В это утро, не в силах терпеть разлуку, я отправила ему письмо с нарочным, но, разминувшись с моим посланием, прибыло письмо от сэнсэя; он писал, что уходит со службы и уезжает на родину, в местечко Суэ, в краю Ямада.

Служба в замке, писал он, требует участия в многочисленных церемониях, совершаемых с наступлением очередного сезона, непрерывного утомительного общения со старшими по рангу и с сослуживцами; он слишком невоспитан и груб для такой светской жизни, так что, в конечном счете, и по службе не успевает, да и наукой не может заниматься так, как хотел бы. Вот почему он решил оставить службу, поселиться на родине в своем доме, всецело отдаться науке и писать книги; к счастью, князь внял его дерзкой просьбе и отпустил...

Двадцать лет прошло с тех пор, как мы узнали друг друга, и вот, когда я, всеми помыслами стремясь к нему, очутилась наконец так близко, всего в каком-то ри от него, он покидает меня и уезжает в далекий край – Суэ, или как там называется это место... Преподносил мне такие стихи, а сам уже знал, что скоро уедет... Какая жестокость!

Какой наукой занимается сэнсэй, к какой школе она относится – об этом я все же имела некоторое, пусть не полное, представление,

После обучения догмам "синто" у престарелого ученого Андзай сэнсэй около десяти лет назад стал учеником Сибукава Сюнкай, главного астронома при центральном правительстве в Эдо. Еще со времени изучения "синто" сэнсэй горячо заинтересовался астрономией и много лет переписывался со своим учителем.

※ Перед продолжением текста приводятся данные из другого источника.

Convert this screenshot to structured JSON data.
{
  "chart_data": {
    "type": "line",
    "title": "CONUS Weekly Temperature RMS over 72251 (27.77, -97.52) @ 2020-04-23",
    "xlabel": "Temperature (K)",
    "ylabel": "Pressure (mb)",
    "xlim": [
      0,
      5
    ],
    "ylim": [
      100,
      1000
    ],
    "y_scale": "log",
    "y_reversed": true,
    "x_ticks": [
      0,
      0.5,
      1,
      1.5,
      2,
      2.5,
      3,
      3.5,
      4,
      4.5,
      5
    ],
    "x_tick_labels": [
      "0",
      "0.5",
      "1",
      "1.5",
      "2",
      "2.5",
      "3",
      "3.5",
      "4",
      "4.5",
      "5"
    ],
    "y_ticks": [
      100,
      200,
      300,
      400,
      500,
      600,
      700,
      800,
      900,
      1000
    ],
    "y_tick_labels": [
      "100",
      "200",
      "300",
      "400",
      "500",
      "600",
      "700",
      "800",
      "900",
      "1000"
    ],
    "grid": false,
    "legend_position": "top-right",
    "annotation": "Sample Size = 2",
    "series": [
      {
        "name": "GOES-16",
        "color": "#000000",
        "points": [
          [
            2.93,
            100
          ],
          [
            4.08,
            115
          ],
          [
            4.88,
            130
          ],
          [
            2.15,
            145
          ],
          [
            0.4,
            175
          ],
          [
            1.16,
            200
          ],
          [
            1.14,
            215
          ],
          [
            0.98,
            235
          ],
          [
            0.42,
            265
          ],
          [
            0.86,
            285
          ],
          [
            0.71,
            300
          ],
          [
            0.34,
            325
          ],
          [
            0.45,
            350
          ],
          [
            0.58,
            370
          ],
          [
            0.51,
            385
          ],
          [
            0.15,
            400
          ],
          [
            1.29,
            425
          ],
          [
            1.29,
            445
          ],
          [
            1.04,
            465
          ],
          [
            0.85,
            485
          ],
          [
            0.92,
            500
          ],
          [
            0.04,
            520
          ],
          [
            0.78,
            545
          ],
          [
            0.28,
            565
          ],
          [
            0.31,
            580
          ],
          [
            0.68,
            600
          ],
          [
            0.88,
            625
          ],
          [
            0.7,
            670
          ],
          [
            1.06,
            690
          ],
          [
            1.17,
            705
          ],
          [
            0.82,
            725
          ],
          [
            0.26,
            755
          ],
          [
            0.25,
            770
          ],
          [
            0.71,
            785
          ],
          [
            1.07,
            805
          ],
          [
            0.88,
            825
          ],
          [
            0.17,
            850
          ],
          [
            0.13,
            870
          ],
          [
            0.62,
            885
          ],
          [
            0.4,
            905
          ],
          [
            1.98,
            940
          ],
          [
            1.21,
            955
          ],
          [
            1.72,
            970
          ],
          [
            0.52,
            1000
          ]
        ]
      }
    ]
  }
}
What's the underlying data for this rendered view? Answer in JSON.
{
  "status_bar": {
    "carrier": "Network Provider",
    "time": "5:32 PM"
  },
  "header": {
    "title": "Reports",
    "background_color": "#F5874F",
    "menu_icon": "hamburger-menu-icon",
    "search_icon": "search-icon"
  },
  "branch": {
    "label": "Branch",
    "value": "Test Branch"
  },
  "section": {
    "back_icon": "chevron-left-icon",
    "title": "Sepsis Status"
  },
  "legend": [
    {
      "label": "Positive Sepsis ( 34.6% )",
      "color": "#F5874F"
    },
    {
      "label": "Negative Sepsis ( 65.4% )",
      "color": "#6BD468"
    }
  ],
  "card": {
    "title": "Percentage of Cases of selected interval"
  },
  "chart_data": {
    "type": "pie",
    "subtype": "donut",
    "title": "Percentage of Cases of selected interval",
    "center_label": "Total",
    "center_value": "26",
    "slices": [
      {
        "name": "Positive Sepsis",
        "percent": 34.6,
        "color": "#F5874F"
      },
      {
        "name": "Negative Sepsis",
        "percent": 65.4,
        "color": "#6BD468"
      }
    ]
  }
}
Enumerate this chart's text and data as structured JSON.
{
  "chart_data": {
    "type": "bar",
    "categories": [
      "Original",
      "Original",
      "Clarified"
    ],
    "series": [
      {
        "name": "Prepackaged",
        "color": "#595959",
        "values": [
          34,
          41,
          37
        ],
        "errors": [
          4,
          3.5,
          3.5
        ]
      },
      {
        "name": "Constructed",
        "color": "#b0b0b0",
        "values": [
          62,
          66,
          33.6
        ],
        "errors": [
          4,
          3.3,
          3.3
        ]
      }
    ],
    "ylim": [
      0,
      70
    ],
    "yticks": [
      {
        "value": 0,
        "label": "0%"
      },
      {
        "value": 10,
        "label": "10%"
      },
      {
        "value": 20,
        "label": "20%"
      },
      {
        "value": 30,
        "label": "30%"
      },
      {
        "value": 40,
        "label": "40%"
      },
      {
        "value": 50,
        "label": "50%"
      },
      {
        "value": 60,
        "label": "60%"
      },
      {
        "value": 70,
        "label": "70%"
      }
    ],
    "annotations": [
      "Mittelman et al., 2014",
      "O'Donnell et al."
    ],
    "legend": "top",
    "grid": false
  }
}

Андзай утверждал, что существует связь между движением небесных тел и моральными свойствами человека, его астрономическая теория носила крайне субъективный характер, была весьма примитивна, больше походила на религию, чем на науку. А Сибукава Сюнкай строил свое учение исключительно на наблюдениях и опытах, что позволило ему создать так называемый "календарь Сэйкё". Таких высот достигла его наука. Его учение захватило сэнсэя, он целиком посвятил себя этой новой науке.

Он мечтал вскрыть общность между принципами древнего японского культа "синто" и движением небесных тел и одновременно на основе долгих и непрестанных опытов установить объективные законы вселенной. Астрономия открывала путь к решению обеих этих задач.

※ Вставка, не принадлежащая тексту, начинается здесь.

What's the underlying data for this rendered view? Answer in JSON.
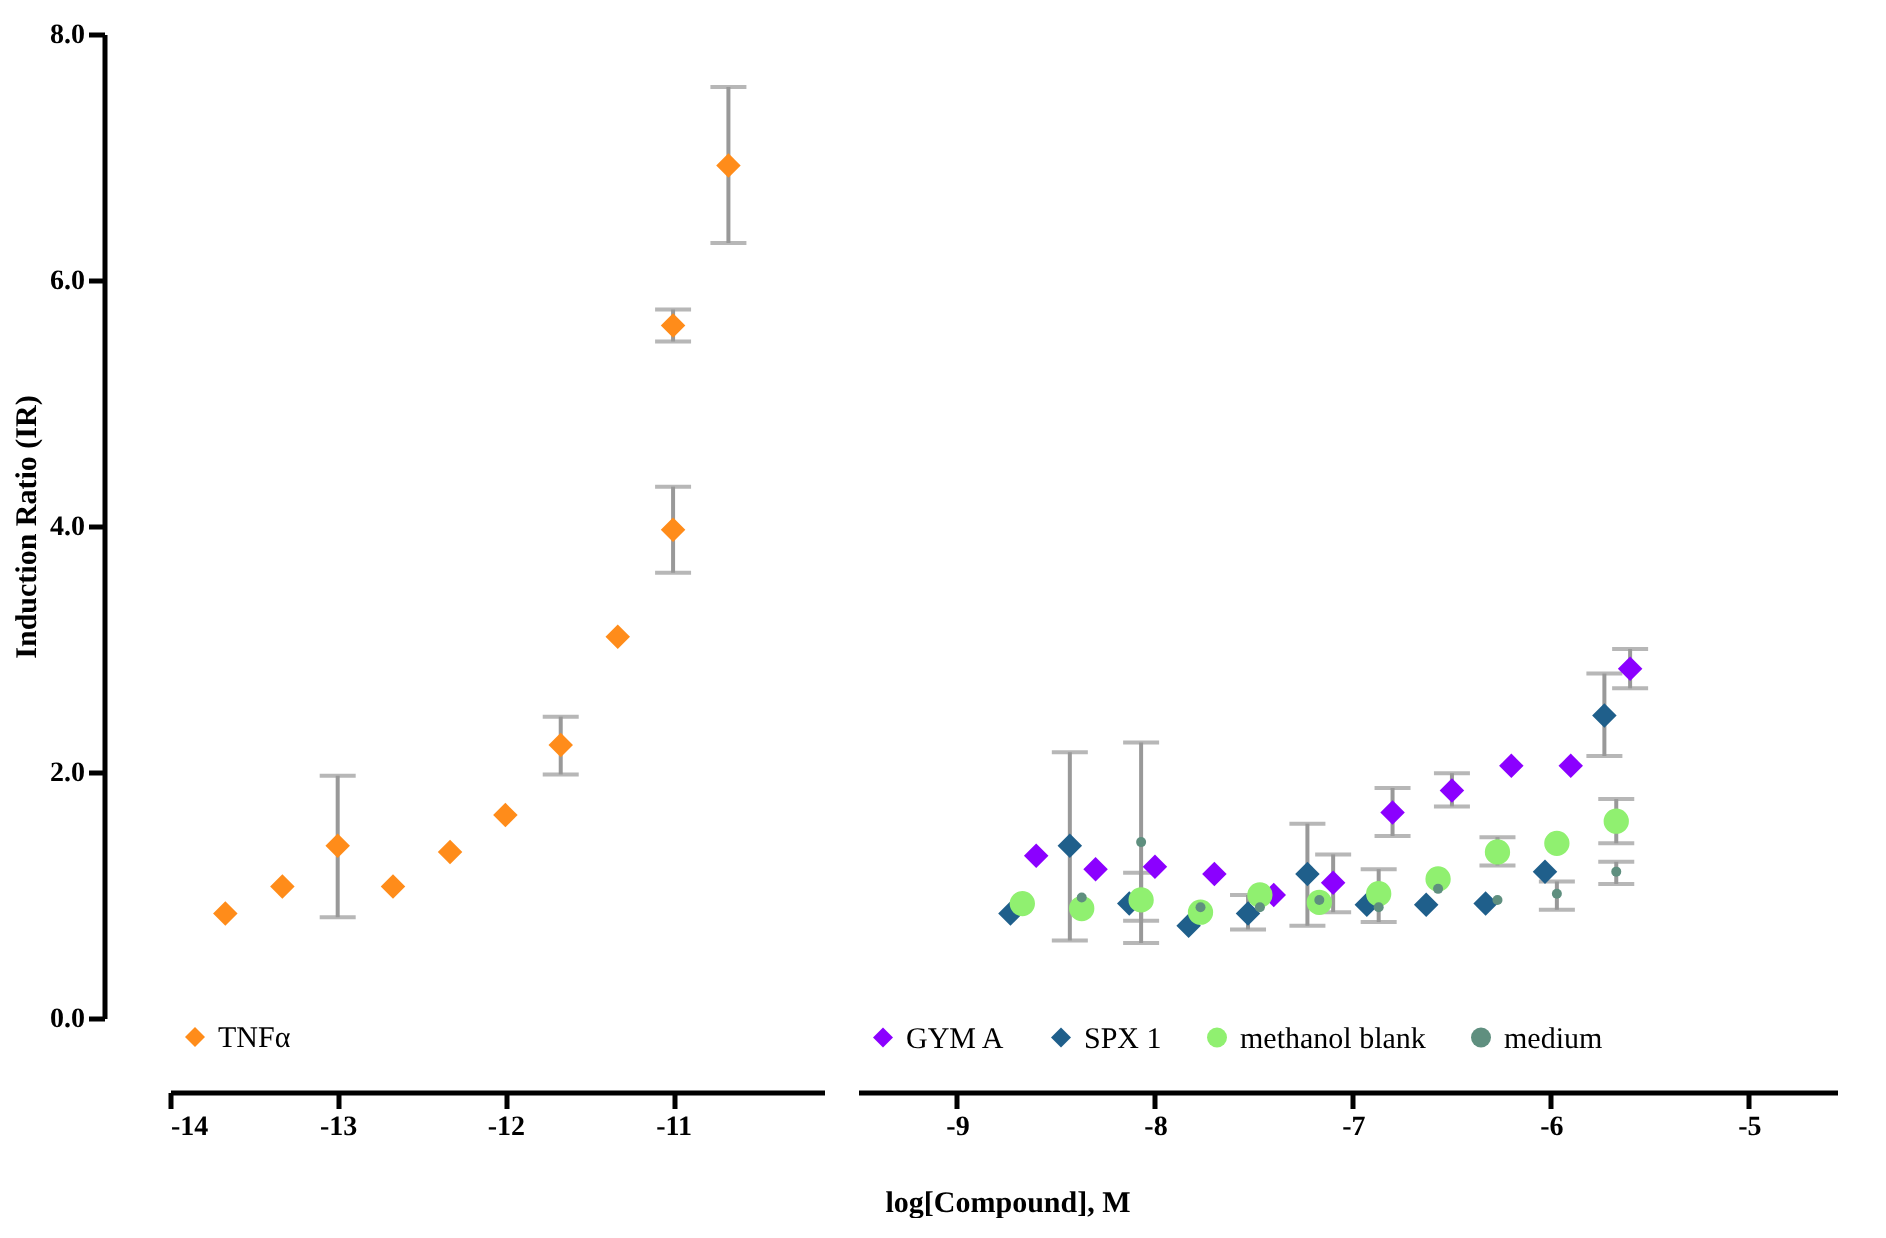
{
  "chart_data": [
    {
      "type": "scatter",
      "ylabel": "Induction Ratio (IR)",
      "xlim": [
        -14,
        -10.1
      ],
      "xticks": [
        -14,
        -13,
        -12,
        -11
      ],
      "ylim": [
        0,
        8
      ],
      "yticks": [
        {
          "value": 0,
          "label": "0.0"
        },
        {
          "value": 2,
          "label": "2.0"
        },
        {
          "value": 4,
          "label": "4.0"
        },
        {
          "value": 6,
          "label": "6.0"
        },
        {
          "value": 8,
          "label": "8.0"
        }
      ],
      "grid": false,
      "legend": "bottom left",
      "tick_labels": "xy",
      "series": [
        {
          "name": "TNFα",
          "color": "#ff8c1a",
          "marker": "diamond",
          "x": [
            -13.67,
            -13.33,
            -13.0,
            -12.67,
            -12.33,
            -12.0,
            -11.67,
            -11.33,
            -11.0,
            -11.0,
            -10.67
          ],
          "values": [
            0.85,
            1.07,
            1.4,
            1.07,
            1.35,
            1.65,
            2.22,
            3.1,
            3.97,
            5.63,
            6.93
          ],
          "errors": [
            null,
            null,
            [
              0.82,
              1.97
            ],
            null,
            null,
            null,
            [
              1.98,
              2.45
            ],
            null,
            [
              3.62,
              4.32
            ],
            [
              5.5,
              5.76
            ],
            [
              6.3,
              7.57
            ]
          ]
        }
      ]
    },
    {
      "type": "scatter",
      "xlabel": "log[Compound], M",
      "xlim": [
        -9.5,
        -4.55
      ],
      "xticks": [
        -9,
        -8,
        -7,
        -6,
        -5
      ],
      "ylim": [
        0,
        8
      ],
      "grid": false,
      "legend": "bottom left",
      "tick_labels": "x",
      "series": [
        {
          "name": "GYM A",
          "color": "#8b00ff",
          "marker": "diamond",
          "x": [
            -8.6,
            -8.3,
            -8.0,
            -7.7,
            -7.4,
            -7.1,
            -6.8,
            -6.5,
            -6.2,
            -5.9,
            -5.6
          ],
          "values": [
            1.32,
            1.21,
            1.23,
            1.17,
            1.0,
            1.1,
            1.67,
            1.85,
            2.05,
            2.05,
            2.84
          ],
          "errors": [
            null,
            null,
            null,
            null,
            null,
            [
              0.86,
              1.33
            ],
            [
              1.48,
              1.87
            ],
            [
              1.72,
              1.99
            ],
            null,
            null,
            [
              2.68,
              3.0
            ]
          ]
        },
        {
          "name": "SPX 1",
          "color": "#1f5f8b",
          "marker": "diamond",
          "x": [
            -8.73,
            -8.43,
            -8.13,
            -7.83,
            -7.53,
            -7.23,
            -6.93,
            -6.63,
            -6.33,
            -6.03,
            -5.73
          ],
          "values": [
            0.85,
            1.4,
            0.93,
            0.75,
            0.85,
            1.17,
            0.92,
            0.92,
            0.93,
            1.19,
            2.46
          ],
          "errors": [
            null,
            [
              0.63,
              2.16
            ],
            null,
            null,
            [
              0.72,
              1.0
            ],
            [
              0.75,
              1.58
            ],
            null,
            null,
            null,
            null,
            [
              2.13,
              2.8
            ]
          ]
        },
        {
          "name": "methanol blank",
          "color": "#90f070",
          "marker": "circle",
          "x": [
            -8.67,
            -8.37,
            -8.07,
            -7.77,
            -7.47,
            -7.17,
            -6.87,
            -6.57,
            -6.27,
            -5.97,
            -5.67
          ],
          "values": [
            0.93,
            0.89,
            0.96,
            0.86,
            1.0,
            0.94,
            1.01,
            1.13,
            1.35,
            1.42,
            1.6
          ],
          "errors": [
            null,
            null,
            [
              0.79,
              1.18
            ],
            null,
            null,
            null,
            [
              0.78,
              1.21
            ],
            null,
            [
              1.24,
              1.47
            ],
            null,
            [
              1.42,
              1.78
            ]
          ]
        },
        {
          "name": "medium",
          "color": "#5f8f7f",
          "marker": "circle",
          "x": [
            -8.37,
            -8.07,
            -7.77,
            -7.47,
            -7.17,
            -6.87,
            -6.57,
            -6.27,
            -5.97,
            -5.67
          ],
          "values": [
            0.98,
            1.43,
            0.9,
            0.9,
            0.96,
            0.9,
            1.05,
            0.96,
            1.01,
            1.19
          ],
          "errors": [
            null,
            [
              0.61,
              2.24
            ],
            null,
            null,
            null,
            null,
            null,
            null,
            [
              0.88,
              1.11
            ],
            [
              1.09,
              1.27
            ]
          ]
        }
      ]
    }
  ]
}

Сибукава Сюнкай уделял главное внимание практическому опыту и все свое время отдавал наблюдениям за движением небесных тел и математическим расчетам. Полученные результаты он проверял па практике. Так появился календарь с семидневной неделей. Сюнкай измерил движение солнца, луны, пяти планет, рассчитал время солнечных и лунных затмений, фазы луны, день 29-го февраля, прибавляемый для более точного совпадения с солнечным годом, и многое другое, о чем раньше не имели понятия.

Я понимала увлеченность сэнсэя. Приобщившись к учению. Сюнкай, он готов был ради науки бросить и службу в замке, и занятия с учениками, дававшие ему средства к существованию, и предпочесть всему этому труды и размышления. Подобно тому, как отец некогда пожертвовал всем ради политики, так и сэнсэй все поставил на карту ради науки.

Я понимала волнение его души, биение его сердца, устремленного к истине, далекой и прекрасной, как висящая в небе радуга. Как бесконечно далеки были эти высокие помыслы от моих низменных горестей и душевных терзаний, всецело прикованных к этой грешной земле!.. Получив письмо сэнсэя, я словно окаменела, не решаясь поделиться новостью ни с матушкой, ни со старой кормилицей.

Я ожидала, что жизнь уготовит нам тяжкий труд и неисчислимые заботы. Но чтобы выполнить просьбу матушки, мечтавшей о собственном доме, и не причинять больше хлопот приютившему нас семейству Игути, увы, нужны были деньги. Переломив себя, я в конце концов написала письмо господину Курандо с униженной просьбой оказать нам хотя бы малую помощь.

Дом решено было строить на месте бывшей усадьбы Магосина. Река протекала рядом, это было удобно, однако, по правде сказать, я выбрала этот участок по другой, гораздо более важной причине. Место было уединенное, ни одного дома рядом, и если бы сэнсэй навестил нас, он мог бы не опасаться чужих любопытных глаз. Как же горько было мне, предусмотревшей даже такие детали, получить от него сегодняшнее послание!..

Итак, сэнсэй уехал в Ямада, и письма больше не приходили. Утренние морозы постепенно слабели, уже наступил декабрь. Приближалась весна. Год, полный головокружительных перемен, подходил к концу.

Моя жизнь протекала в заботах и хлопотах. Выбор участка, планировка дома... Каждый день приходилось встречаться с людьми, обсуждать вопросы, связанные с постройкой дома, а в свободное время – готовить лекарство для матушки, вместе с кормилицей растирать в ступке порошки, скатывать пилюли, а потом раздавать бывшим вассалам, чтобы, продав эти снадобья, они выручили для меня хотя бы немного денег. Наши скромные сбережения исчезли в одно мгновение, кормилица продала даже ручной топорик. На эти деньги мы купили рис и приготовили ужин. За едой я подшучивала над кормилицей:

– Няня, оказывается, и топор, если надо, годится в пищу!

– Да еще какой вкусный, объедение! – отвечала в тон мне кормилица.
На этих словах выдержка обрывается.